Jack Weaver, managing and photo editor of the Kentucky Kernel, has been named a photojournalism finalist for the 2021-2022 Hearst National Journalism Awards Championship.

The championship brings together the best student journalists from around the country to compete in a specific category, including multimedia, writing, audio, television and photojournalism.

Weaver, a junior marketing and management major from St. Louis, has worked at the Kernel since his freshman year, starting out as a staff photographer and working his way up to be managing editor. He is one of six student photojournalists selected out 10 semifinalists to participate in the Hearst national championship.

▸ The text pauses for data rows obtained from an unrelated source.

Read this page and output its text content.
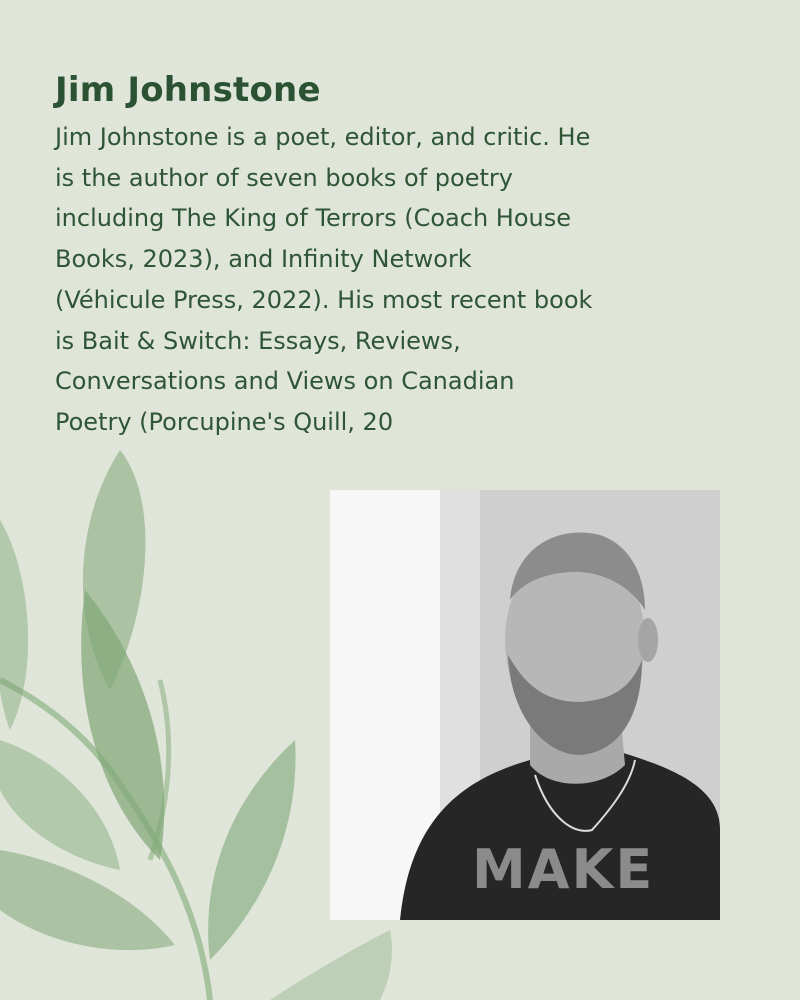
Jim Johnstone

Jim Johnstone is a poet, editor, and critic. He
is the author of seven books of poetry
including The King of Terrors (Coach House
Books, 2023), and Infinity Network
(Véhicule Press, 2022). His most recent book
is Bait & Switch: Essays, Reviews,
Conversations and Views on Canadian
Poetry (Porcupine's Quill, 20

MAKE
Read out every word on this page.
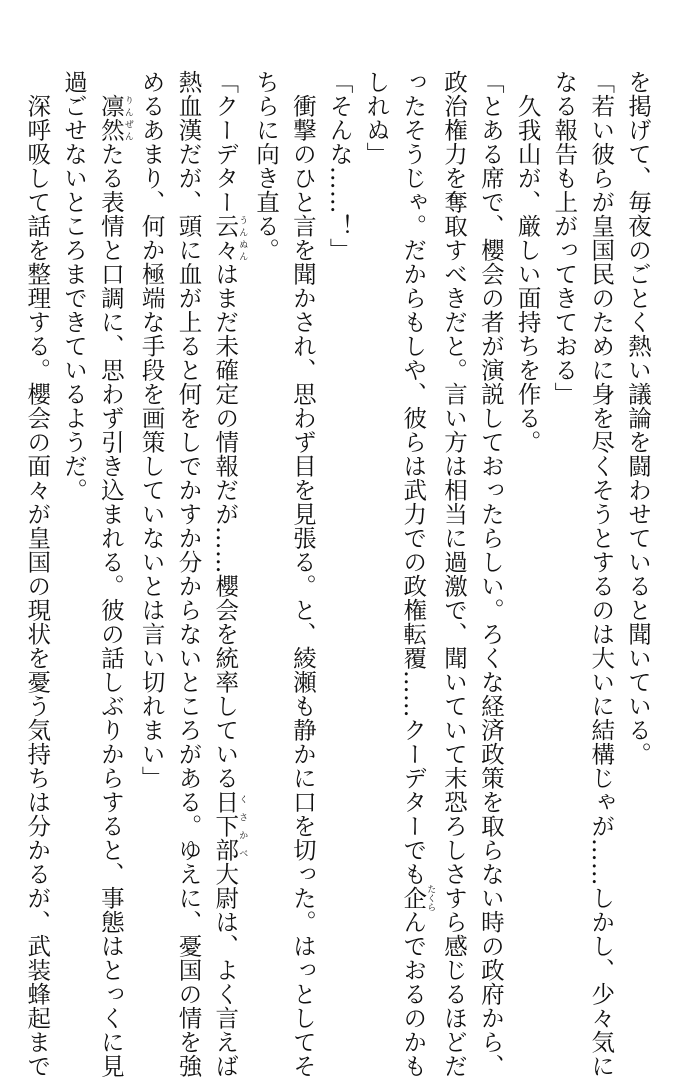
を掲げて、毎夜のごとく熱い議論を闘わせていると聞いている。
「若い彼らが皇国民のために身を尽くそうとするのは大いに結構じゃが……しかし、少々気に
なる報告も上がってきておる」
　久我山が、厳しい面持ちを作る。
「とある席で、櫻会の者が演説しておったらしい。ろくな経済政策を取らない時の政府から、
政治権力を奪取すべきだと。言い方は相当に過激で、聞いていて末恐ろしさすら感じるほどだ
ったそうじゃ。だからもしや、彼らは武力での政権転覆……クーデターでも企たくらんでおるのかも
しれぬ」
「そんな……！」
　衝撃のひと言を聞かされ、思わず目を見張る。と、綾瀬も静かに口を切った。はっとしてそ
ちらに向き直る。
「クーデター云々うんぬんはまだ未確定の情報だが……櫻会を統率している日下部くさかべ大尉は、よく言えば
熱血漢だが、頭に血が上ると何をしでかすか分からないところがある。ゆえに、憂国の情を強
めるあまり、何か極端な手段を画策していないとは言い切れまい」
　凛然りんぜんたる表情と口調に、思わず引き込まれる。彼の話しぶりからすると、事態はとっくに見
過ごせないところまできているようだ。
　深呼吸して話を整理する。櫻会の面々が皇国の現状を憂う気持ちは分かるが、武装蜂起まで
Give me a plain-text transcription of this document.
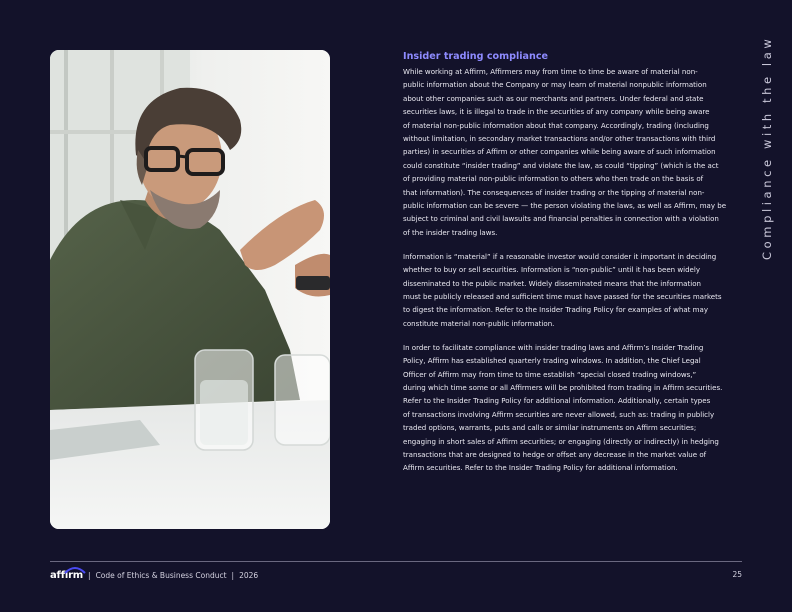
Insider trading compliance

While working at Affirm, Affirmers may from time to time be aware of material non-
public information about the Company or may learn of material nonpublic information
about other companies such as our merchants and partners. Under federal and state
securities laws, it is illegal to trade in the securities of any company while being aware
of material non-public information about that company. Accordingly, trading (including
without limitation, in secondary market transactions and/or other transactions with third
parties) in securities of Affirm or other companies while being aware of such information
could constitute “insider trading” and violate the law, as could “tipping” (which is the act
of providing material non-public information to others who then trade on the basis of
that information). The consequences of insider trading or the tipping of material non-
public information can be severe — the person violating the laws, as well as Affirm, may be
subject to criminal and civil lawsuits and financial penalties in connection with a violation
of the insider trading laws.

Information is “material” if a reasonable investor would consider it important in deciding
whether to buy or sell securities. Information is “non-public” until it has been widely
disseminated to the public market. Widely disseminated means that the information
must be publicly released and sufficient time must have passed for the securities markets
to digest the information. Refer to the Insider Trading Policy for examples of what may
constitute material non-public information.

In order to facilitate compliance with insider trading laws and Affirm’s Insider Trading
Policy, Affirm has established quarterly trading windows. In addition, the Chief Legal
Officer of Affirm may from time to time establish “special closed trading windows,”
during which time some or all Affirmers will be prohibited from trading in Affirm securities.
Refer to the Insider Trading Policy for additional information. Additionally, certain types
of transactions involving Affirm securities are never allowed, such as: trading in publicly
traded options, warrants, puts and calls or similar instruments on Affirm securities;
engaging in short sales of Affirm securities; or engaging (directly or indirectly) in hedging
transactions that are designed to hedge or offset any decrease in the market value of
Affirm securities. Refer to the Insider Trading Policy for additional information.

Compliance with the law
affirm | Code of Ethics & Business Conduct | 2026	25
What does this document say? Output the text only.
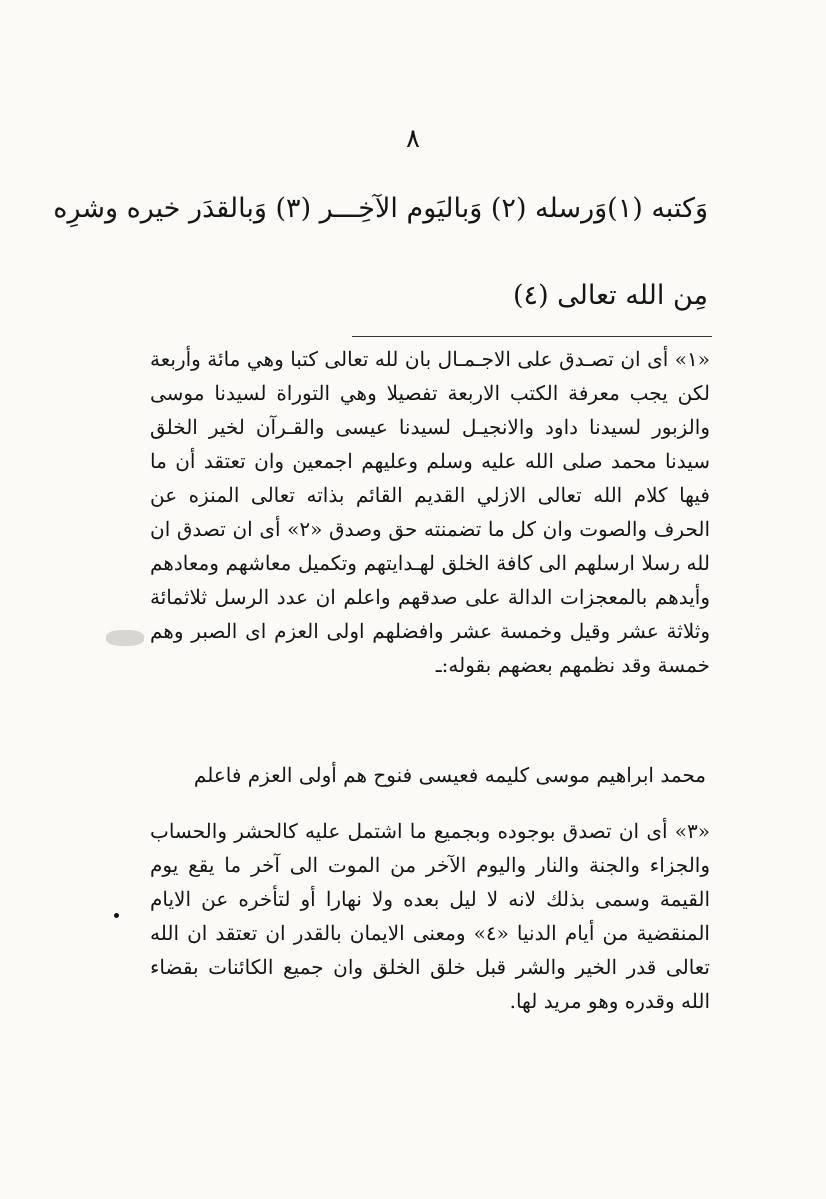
٨
وَكتبه (١)وَرسله (٢) وَباليَوم الآخِـــر (٣) وَبالقدَر خيره وشرِه
مِن الله تعالى (٤)

«١» أى ان تصـدق على الاجـمـال بان لله تعالى كتبا وهي مائة وأربعة لكن يجب معرفة الكتب الاربعة تفصيلا وهي التوراة لسيدنا موسى والزبور لسيدنا داود والانجيـل لسيدنا عيسى والقـرآن لخير الخلق سيدنا محمد صلى الله عليه وسلم وعليهم اجمعين وان تعتقد أن ما فيها كلام الله تعالى الازلي القديم القائم بذاته تعالى المنزه عن الحرف والصوت وان كل ما تضمنته حق وصدق «٢» أى ان تصدق ان لله رسلا ارسلهم الى كافة الخلق لهـدايتهم وتكميل معاشهم ومعادهم وأيدهم بالمعجزات الدالة على صدقهم واعلم ان عدد الرسل ثلاثمائة وثلاثة عشر وقيل وخمسة عشر وافضلهم اولى العزم اى الصبر وهم خمسة وقد نظمهم بعضهم بقوله:ـ

محمد ابراهيم موسى كليمه فعيسى فنوح هم أولى العزم فاعلم

«٣» أى ان تصدق بوجوده وبجميع ما اشتمل عليه كالحشر والحساب والجزاء والجنة والنار واليوم الآخر من الموت الى آخر ما يقع يوم القيمة وسمى بذلك لانه لا ليل بعده ولا نهارا أو لتأخره عن الايام المنقضية من أيام الدنيا «٤» ومعنى الايمان بالقدر ان تعتقد ان الله تعالى قدر الخير والشر قبل خلق الخلق وان جميع الكائنات بقضاء الله وقدره وهو مريد لها.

This year, the competition will be held in San Francisco on May 20-25. Finalists are given three days to find a subject, create a story and submit it for professionals in their field to judge – all while navigating an unfamiliar city. For photojournalists, this entails compiling an edit of 10-15 photos that follow a prompt or story brief.

“It’s a little nerve-wracking, thinking that I have to show up to San Francisco and somehow find a subject, and not only find a subject but also put together a compelling photo story that answers the prompt we’ve been given,” Weaver said.

Since he has never been to San Francisco before, Weaver said he thinks the hardest part will be figuring out what that story will be. The finalists have no guidelines to shape their story other than the prompt, so it is entirely up to them to figure out their subject.

While he sees the competition as a bit daunting, Weaver said he is still excited to get started.

“I’m really looking forward to hopefully finding that story and figuring out exactly what it’s going to be, and then just having to worry about what images I’m going to capture,” he said.

According to David Stephenson, a professor in the UK School of Journalism and Media, the Kernel has not had a photojournalist compete in the national championships in decades, which makes Weaver’s achievement all the more special.

Stephenson said he is “so proud” of Weaver, although it is “unsurprising” to him that Weaver made it to the top six.

“We don’t have a formal photojournalism program at UK, and Jack has never taken a photography class in college. Everything he has accomplished, he did through sheer talent and a passion to be a better photojournalist,” Stephenson said.

Weaver credits much of his accomplishment to the experience he gained at the 2021 Picture Kentucky Workshop, a four-day program held in Frankfort, Kentucky. Through Picture Kentucky, last October, UK and Kentucky State University students had the chance to create a photo or multimedia story with coaching from professional journalists in the field.

In fact, the photo story that Weaver submitted as part of his Hearst application was the piece he created during Picture Kentucky.

“I would not be a semifinalist or a finalist if it weren’t for Picture Kentucky,” he said. “The experience I had at Picture Kentucky is really going to prepare me for what this will be like in the sense that I will be working on one story and kind of trying to figure out what that story is and how to tell it in photos.”

Weaver said he is most looking forward to exploring San Francisco while meeting the other student finalists and judges.

“I’m really excited to build connections with the students and make friends,” he said. “I’m just excited to get there and start shooting.”